Example portfolio: Agricultural raw materials

Example portfolio: Agricultural raw materials

08 January 2020 from Mikael Syding

Portfolio Strategy - Complement with ETPs

ETPs can be used as a complement to a portfolio to hedge a long-term position. In an article series, Anna Svahn and Karl-Mikael Syding will go through four examples of how you can use this type of instrument to boost your portfolio.

Leverage products can be used, among other things, on the following occasions:

- Short-term hedge or boost of existing long-term position in a particular event
- Before a planned news
- After an overreaction to a news item

Portfolio Strategy

For example, a short-term hedge in agricultural commodities can be used if you have a long-term long or short position based on where we are in the commodity cycle, but see a short-term position in the other direction and want to secure the portfolio or boost the position you already have.

Short-term cocoa hedge : example

Assume that we are early in a commodity bear market. The cacao prices have peaked for a long time and you have changed your positions from long to short. There is still a long downside and you think it will take many years before the trend reverses, but at the same time reports are being reported about the Ivory Coast where most of the cocoa is grown. You therefore take a short-term long position with the help of Vontobel Mini Future Long Cocoa to hedge your long-term position. If the price of cocoa rises due to the unrest in the area, I can use the profits to expand my long-term short position.

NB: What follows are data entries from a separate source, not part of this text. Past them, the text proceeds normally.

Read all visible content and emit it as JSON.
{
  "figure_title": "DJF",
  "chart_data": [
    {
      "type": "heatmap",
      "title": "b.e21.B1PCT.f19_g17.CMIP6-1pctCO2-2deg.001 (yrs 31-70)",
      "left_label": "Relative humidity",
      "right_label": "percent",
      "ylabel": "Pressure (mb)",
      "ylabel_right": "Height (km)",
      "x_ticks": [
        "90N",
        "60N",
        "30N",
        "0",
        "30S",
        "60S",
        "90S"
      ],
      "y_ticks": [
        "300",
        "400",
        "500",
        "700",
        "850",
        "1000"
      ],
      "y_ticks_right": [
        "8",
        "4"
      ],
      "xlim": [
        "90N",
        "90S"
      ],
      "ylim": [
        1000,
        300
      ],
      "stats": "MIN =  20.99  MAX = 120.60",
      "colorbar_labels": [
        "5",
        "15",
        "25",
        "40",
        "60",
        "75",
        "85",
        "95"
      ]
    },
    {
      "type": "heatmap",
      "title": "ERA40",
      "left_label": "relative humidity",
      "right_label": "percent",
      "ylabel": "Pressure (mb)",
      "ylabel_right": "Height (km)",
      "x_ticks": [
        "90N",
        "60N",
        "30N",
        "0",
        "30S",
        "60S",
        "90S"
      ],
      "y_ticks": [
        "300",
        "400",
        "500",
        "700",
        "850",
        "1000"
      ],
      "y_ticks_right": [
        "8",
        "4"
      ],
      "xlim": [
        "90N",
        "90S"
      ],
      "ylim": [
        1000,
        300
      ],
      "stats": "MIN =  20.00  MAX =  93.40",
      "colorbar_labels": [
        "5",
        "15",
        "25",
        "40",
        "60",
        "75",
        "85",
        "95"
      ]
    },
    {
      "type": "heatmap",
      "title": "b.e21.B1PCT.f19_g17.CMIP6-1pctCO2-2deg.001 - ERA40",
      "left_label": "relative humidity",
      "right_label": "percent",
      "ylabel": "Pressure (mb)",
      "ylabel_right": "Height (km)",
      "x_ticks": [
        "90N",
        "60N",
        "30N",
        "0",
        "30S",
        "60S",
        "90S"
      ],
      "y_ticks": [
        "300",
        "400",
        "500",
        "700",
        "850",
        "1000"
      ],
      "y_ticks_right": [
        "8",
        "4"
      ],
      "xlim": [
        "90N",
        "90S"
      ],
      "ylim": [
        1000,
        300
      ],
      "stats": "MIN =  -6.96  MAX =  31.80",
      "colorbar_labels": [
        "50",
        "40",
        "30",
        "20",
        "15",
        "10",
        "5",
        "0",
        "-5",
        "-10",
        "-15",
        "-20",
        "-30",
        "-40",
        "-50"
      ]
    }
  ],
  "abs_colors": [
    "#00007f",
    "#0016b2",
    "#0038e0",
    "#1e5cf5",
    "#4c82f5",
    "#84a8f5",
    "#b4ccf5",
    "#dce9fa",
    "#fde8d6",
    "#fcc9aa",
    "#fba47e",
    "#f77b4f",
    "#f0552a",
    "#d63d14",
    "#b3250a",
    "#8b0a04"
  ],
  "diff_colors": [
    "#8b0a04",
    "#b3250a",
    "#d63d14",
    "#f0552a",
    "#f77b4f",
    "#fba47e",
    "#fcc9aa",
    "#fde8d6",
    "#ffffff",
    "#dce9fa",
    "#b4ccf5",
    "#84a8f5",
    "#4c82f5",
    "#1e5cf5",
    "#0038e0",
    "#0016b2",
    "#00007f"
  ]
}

Current analysis of agricultural raw materials

Commodities are generally cheap at the moment, especially compared to equities. But that does not mean that it is wise to invest in every single commodity. Just as with shares, different commodities, although they happen to be in the same commodity group (comparable to sector / industry), are affected by different factors. 

Case 1: US Soybeans

The price of US Soybeans has been affected in recent years by the China-US trade war. China, which was previously the United States' largest buyer of soybeans, has reduced its US soybean imports by 80% on an annual basis since the trade war began. For American farmers, the effect has been devastating and stocks have grown from 438 million tonnes to over one billion tonnes. Raw material prices, like many others, are driven by supply and demand, and right now the imbalance is extreme as a result of the conflict between China and the United States.

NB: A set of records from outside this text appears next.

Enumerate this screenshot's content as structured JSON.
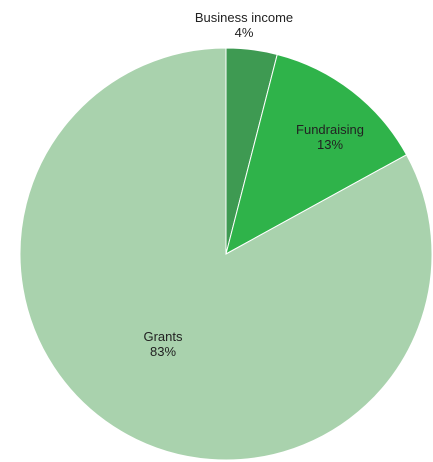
{
  "chart_data": {
    "type": "pie",
    "title": "",
    "start_angle_deg": 0,
    "direction": "clockwise",
    "slices": [
      {
        "label": "Business income",
        "percent_label": "4%",
        "value": 4,
        "color": "#3e9a52"
      },
      {
        "label": "Fundraising",
        "percent_label": "13%",
        "value": 13,
        "color": "#2fb34a"
      },
      {
        "label": "Grants",
        "percent_label": "83%",
        "value": 83,
        "color": "#a9d2ad"
      }
    ]
  }
}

In the short to medium term, the raw material still looks dark, although the downside is limited. Although there seems to be a solution between the two economic superpowers in view, two problems still remain; that one-third of China's pig population died in the sweats of North African swine flu, which means that even if the conflict is resolved, the great powers in the East still have lower demand than before. The second problem is spelled overfilled layers. It will be a long time before stock levels are normalized and we can even tell that the price may rise due to low stock levels.

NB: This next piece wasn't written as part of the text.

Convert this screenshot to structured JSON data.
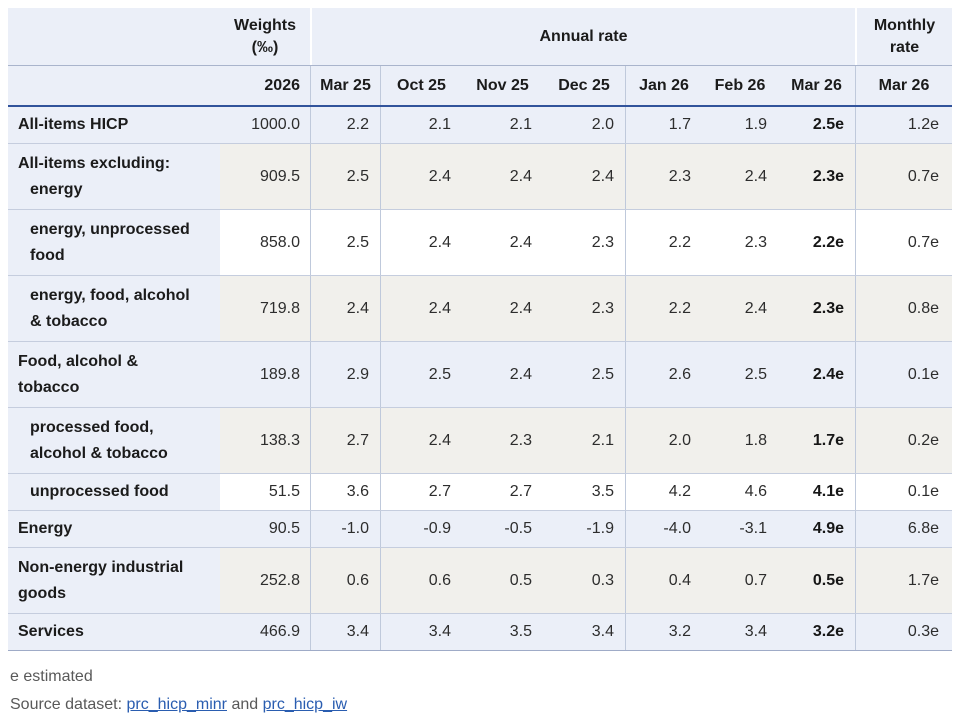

Thus, in the short term, the situation for US Soybeans is negative, although the downside is limited as prices are already already pressed. For those who want to increase the risk in the portfolio, however, one can speculate on short-term price reactions as a result of an agreement.

Case 2: US Coffee

Coffee is another agricultural commodity that has had a tough time in recent years. Coffee, whose price is largely controlled by the Brazilian Real, has more than halved since the peak of 2011. The price is still trading below support levels despite the recent rise. What potentially suggests that the price may rise in the next 12 months is if the US dollar weakened, possibly as a result of future Fed interest rate cuts. 

Legal notice

This information is in the sole responsibility of the guest author and does not necessarily represent the opinion of Bank Vontobel Europe AG or any other company of the Vontobel Group. The further development of the index or a company as well as its share price depends on a large number of company-, group- and sector-specific as well as economic factors. When forming his investment decision, each investor must take into account the risk of price losses. Please note that investing in these products will not generate ongoing income.

The products are not capitalprotected, in the worst case a total loss of the invested capital is possible. In the event of insolvency of the issuer and the guarantor, the investor bears the risk of a total loss of his investment. In any case, investors should note that past performance and / or analysts' opinions are no adequate indicator of future performance. The performance of the underlyings depends on a variety of economic, entrepreneurial and political factors that should be taken into account in the formation of a market expectation.